Les premiérs démêlés entre les missionnaires et l'administration de la Marine survinrent quelque temps après l'arrivée des missionnaires. Le Père Bessieux en faisait à sa guise sans demander l'autorisation des autorités de la Marine. Il avait fondé la Station Saint-Joseph des Bengas au Nord du Fort d'Aumale, plus précisément au Cap-Estérias, malgré les exigences de la Marine.

Dès lors une tension commença à régner entre les missionnaires et les marins. Au départ elle se limitait à des médisances et à l'envoi des lettres dénonciatrices au Commandant particulier à Gorée, au gouverneur et à l'Amiral 229 .

En réalité, les missionnaires et les autorités de la Marine passaient alors une partie de leur temps à écrire à beaucoup de gens sur toute espèce de sujet et d'une manière souvent peu véridique, mais pouvant compromettre leurs relations 230 . Le Commandant Brisset, par exemple, reprocha au Père Bessieux, à ce sujet, son « zèle agressif » 231 .

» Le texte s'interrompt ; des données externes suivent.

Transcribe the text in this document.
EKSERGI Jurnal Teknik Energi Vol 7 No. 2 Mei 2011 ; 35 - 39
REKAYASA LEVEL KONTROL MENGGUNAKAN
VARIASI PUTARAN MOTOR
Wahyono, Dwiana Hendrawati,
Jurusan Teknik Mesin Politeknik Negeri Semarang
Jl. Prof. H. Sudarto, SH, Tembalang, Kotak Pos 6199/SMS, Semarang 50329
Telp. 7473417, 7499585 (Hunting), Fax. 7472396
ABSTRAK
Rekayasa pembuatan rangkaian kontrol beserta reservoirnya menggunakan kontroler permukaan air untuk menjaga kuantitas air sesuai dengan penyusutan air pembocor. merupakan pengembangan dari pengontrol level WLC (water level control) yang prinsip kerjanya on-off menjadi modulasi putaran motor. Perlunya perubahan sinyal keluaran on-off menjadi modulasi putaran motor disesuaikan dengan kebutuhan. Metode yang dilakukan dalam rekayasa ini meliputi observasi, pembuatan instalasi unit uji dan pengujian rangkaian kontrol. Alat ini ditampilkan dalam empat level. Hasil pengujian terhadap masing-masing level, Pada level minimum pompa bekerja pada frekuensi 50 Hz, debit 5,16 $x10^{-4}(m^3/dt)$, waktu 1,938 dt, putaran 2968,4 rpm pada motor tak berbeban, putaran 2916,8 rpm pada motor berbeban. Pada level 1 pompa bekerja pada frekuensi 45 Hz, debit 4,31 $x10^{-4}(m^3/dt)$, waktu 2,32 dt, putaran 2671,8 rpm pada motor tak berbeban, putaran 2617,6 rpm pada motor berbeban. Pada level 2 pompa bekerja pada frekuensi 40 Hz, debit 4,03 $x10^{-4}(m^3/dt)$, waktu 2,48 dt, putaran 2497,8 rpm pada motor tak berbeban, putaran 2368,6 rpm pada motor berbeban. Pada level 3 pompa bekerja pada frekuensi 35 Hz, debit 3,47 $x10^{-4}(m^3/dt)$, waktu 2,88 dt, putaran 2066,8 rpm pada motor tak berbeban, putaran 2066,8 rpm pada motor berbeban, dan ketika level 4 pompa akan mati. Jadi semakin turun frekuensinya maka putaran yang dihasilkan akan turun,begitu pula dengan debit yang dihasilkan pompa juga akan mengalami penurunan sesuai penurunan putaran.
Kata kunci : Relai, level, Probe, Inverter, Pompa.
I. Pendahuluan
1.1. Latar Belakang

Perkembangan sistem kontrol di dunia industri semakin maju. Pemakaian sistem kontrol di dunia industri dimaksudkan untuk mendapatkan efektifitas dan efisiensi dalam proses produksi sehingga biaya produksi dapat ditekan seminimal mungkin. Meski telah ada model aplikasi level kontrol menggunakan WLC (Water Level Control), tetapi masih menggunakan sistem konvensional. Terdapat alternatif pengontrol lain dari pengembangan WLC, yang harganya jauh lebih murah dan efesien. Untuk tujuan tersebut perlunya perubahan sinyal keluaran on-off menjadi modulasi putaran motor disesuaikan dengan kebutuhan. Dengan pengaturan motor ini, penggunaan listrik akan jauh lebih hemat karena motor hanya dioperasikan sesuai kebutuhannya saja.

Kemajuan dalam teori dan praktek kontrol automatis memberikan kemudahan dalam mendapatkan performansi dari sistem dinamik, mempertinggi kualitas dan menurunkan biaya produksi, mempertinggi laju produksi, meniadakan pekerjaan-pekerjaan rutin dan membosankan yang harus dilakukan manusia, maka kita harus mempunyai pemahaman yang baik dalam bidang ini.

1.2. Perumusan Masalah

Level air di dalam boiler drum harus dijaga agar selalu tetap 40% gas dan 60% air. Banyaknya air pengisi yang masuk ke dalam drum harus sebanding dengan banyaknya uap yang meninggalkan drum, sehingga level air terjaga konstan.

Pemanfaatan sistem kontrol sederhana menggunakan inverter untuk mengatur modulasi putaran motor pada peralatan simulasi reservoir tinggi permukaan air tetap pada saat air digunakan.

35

Les mauvaises relations entre les missionnaires et les marins au moment de l'installation choquaient le père Libermann, d’autant plus qu'il incitait les missionnaires et le commandant du poste à la conciliation 232 , au même titre que le Gouverneur des colonies, installé à cette époque à Dakar au Sénégal. Ces mauvaises relations créaient parfois des tensions entres les missionnaires eux mêmes

En effet, devant les correspondances incessantes et face à des commentaires de toutes sortes, au moment de la fondation de la Station de Saint-Pierre, en 1852, au lieu appelé " le plateau", en dehors du Fort d'Aumale, les rapports entre Mgr Bessieux et Mgr Kobes, son coadjuteur avec résidence à Dakar, se brouillèrent. Les Pères, appuyés par quelques autorités de la Marine furent d'avis que Mgr Bessieux devait être écarté de la Communauté 233 .

La cause profonde de la mésentente entre les missionnaires n'est pas bien connue. Il s'agit vraisemblablement de l’entêtement de Mgr Bessieux à fonder une mission malgré les premiers échecs du Cap Estérias et de Chinchoua. Mgr Bessieux avait voulu agir sans tenir compte de l'avis des marins qui en profitèrent pour convaincre certains missionnaires de demander son départ.

Notes
226.

Archives CSSP, Lettre du Père Bessieux du 25 octobre 1845.

227.

Archives CSSP, Lettre du Père Bessieux du 14 août 1845.

228.

Fontana Jean, Op. Cit. P. 79.

229.

Brasseur Paule. « Les Missions catholiques et l'administration sur la côte d'Afrique de 1815 à 1870 ». RFHOM, Op. Cit. P. 431.

230.

Gollnhoffer Otto, Noël Bernard et Sillans Roger, « L’historicité des paroles attribuées au premier évêque du Gabon à propos du maintien du comptoir entre 1871 et 1873 », in RFHOM, Op. Cit. P. 630

231.

Hubert Deschamps, Quinze ans de Gabon, les débuts de l'établissement français 1839-1853, Paris, Société Française d'Histoire d’Outre-mer, 1965. Cf. aussi Fontana Jean « L'implantation du catholicisme au Gabon », Id. & Ibid.

232.

Piolet Jean Baptiste, Les missions catholiques françaises au XIXè Siècle. Tome V, Missions d’Afrique, Paris, Armand Colin, 520 p Op. Cit. P. 220.

233.

Gollnhoffer, Noël et Sillans, Op. Cit. P. 627.